Why can't America tolerate Tim Tebow?
By Jonathan Gurwitz Charles Barkley may have said it best: "I am not a role model." Anyone who looks to famous athletes for moral guidance is almost certain to end up disappointed.
By Jonathan Gurwitz
Charles Barkley may have said it best: "I am not a role model." Anyone who looks to famous athletes for moral guidance is almost certain to end up disappointed.
There have been notable exceptions - athletes whose success in sports was matched by personal and professional integrity and decency. But behind every amazing dunk, every game-winning touchdown, and every spectacular home run is a fallible human being just like the rest of us, prone to make mistakes, break laws, and sin.
Few athletic stories are more inspiring than that of Daniel "Rudy" Ruettiger, who fulfilled an improbable dream of playing football at Notre Dame with faith and perseverance. This month, the Securities and Exchange Commission indicted Ruettiger in an alleged scheme to deceive investors in his sports drink company.
Maybe all the good reasons for cynicism explain the phenomenon of Denver Broncos quarterback Tim Tebow.
Throughout his youth, Tebow worked with his missionary parents helping the poor in the Philippines. In college, he created a student society for charitable giving. As an NFL player, he's used his notoriety to raise money for a number of worthy philanthropic causes. He looks and acts like a role model.
And oh, yes, Tebow is not shy about professing his faith, for which he has become a Rorschach test in our nation's culture wars.
For the record, Tebow has never said he is God's quarterback, that the Broncos are God's team, or that their string of six straight victories - including four seemingly miraculous fourth-quarter comebacks - was the result of divine intervention.
In his book, Through My Eyes, Tebow echoes Abraham Lincoln in expressing his hope that he is on God's side, not that God is on his. "When it comes to making our decisions, the key that God is concerned with is that we are trusting and seeking Him," he writes. "God's desire is for us to align our lives with His Word and His will."
Regarding his public professions of faith, Tebow asked an ESPN reporter if a man should tell his wife he loves her only on the day they get married. "Or should you tell her every single day when you wake up, and every opportunity? That's how I feel about my relationship with Jesus Christ."
That kind of relationship isn't for everyone. It's also not hellfire-and-damnation proselytizing.
So it's interesting that in a society in which tolerance is supposedly a virtue, and a profession that isn't awash in role models, a man who seems to get the important things in life right is so widely ridiculed. You can be sure some of the same people mocking Tebow defended former Denver Nuggets guard Mahmoud Abdul-Rauf when he refused to stand for the national anthem, saying it symbolizes oppression and conflicts with his religious beliefs.

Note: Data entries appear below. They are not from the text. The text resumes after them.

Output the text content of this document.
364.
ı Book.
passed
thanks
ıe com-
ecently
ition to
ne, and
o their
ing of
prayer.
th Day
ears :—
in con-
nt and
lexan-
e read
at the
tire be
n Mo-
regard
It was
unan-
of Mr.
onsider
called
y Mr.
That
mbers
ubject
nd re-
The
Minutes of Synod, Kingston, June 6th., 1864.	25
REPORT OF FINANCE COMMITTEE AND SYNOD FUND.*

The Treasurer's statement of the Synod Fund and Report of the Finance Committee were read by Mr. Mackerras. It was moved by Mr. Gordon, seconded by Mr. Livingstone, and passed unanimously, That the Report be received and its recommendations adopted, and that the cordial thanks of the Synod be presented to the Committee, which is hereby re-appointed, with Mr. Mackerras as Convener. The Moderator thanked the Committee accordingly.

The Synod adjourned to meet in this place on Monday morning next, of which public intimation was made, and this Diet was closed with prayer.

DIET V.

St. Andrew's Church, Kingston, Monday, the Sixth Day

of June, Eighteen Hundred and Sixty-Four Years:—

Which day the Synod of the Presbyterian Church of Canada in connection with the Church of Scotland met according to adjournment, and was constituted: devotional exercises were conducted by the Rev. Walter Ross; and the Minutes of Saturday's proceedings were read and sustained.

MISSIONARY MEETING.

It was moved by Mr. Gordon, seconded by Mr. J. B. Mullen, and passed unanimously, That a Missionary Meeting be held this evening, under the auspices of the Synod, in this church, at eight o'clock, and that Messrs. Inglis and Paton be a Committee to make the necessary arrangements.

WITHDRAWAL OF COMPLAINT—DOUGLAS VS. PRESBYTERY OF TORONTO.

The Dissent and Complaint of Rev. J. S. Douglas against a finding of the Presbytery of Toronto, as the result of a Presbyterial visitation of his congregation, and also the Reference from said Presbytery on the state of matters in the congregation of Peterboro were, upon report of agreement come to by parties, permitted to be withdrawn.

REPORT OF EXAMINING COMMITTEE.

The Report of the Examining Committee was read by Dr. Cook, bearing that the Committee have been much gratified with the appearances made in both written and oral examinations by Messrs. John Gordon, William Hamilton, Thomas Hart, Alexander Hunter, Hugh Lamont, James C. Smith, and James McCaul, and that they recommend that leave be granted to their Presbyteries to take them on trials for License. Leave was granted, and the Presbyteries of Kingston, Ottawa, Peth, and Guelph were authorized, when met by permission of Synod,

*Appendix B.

Speaking of Tebow, New England Patriots owner Robert Kraft, who is Jewish, told Yahoo Sports recently, "It's a great thing that people are talking about faith and values that are important. We need that in society."
Of course, that was right after his team had ended the Tebow winning streak by handing the Broncos a 41-23 loss. But it was also a thoughtful, gracious response - the kind you'd expect to hear from Tebow.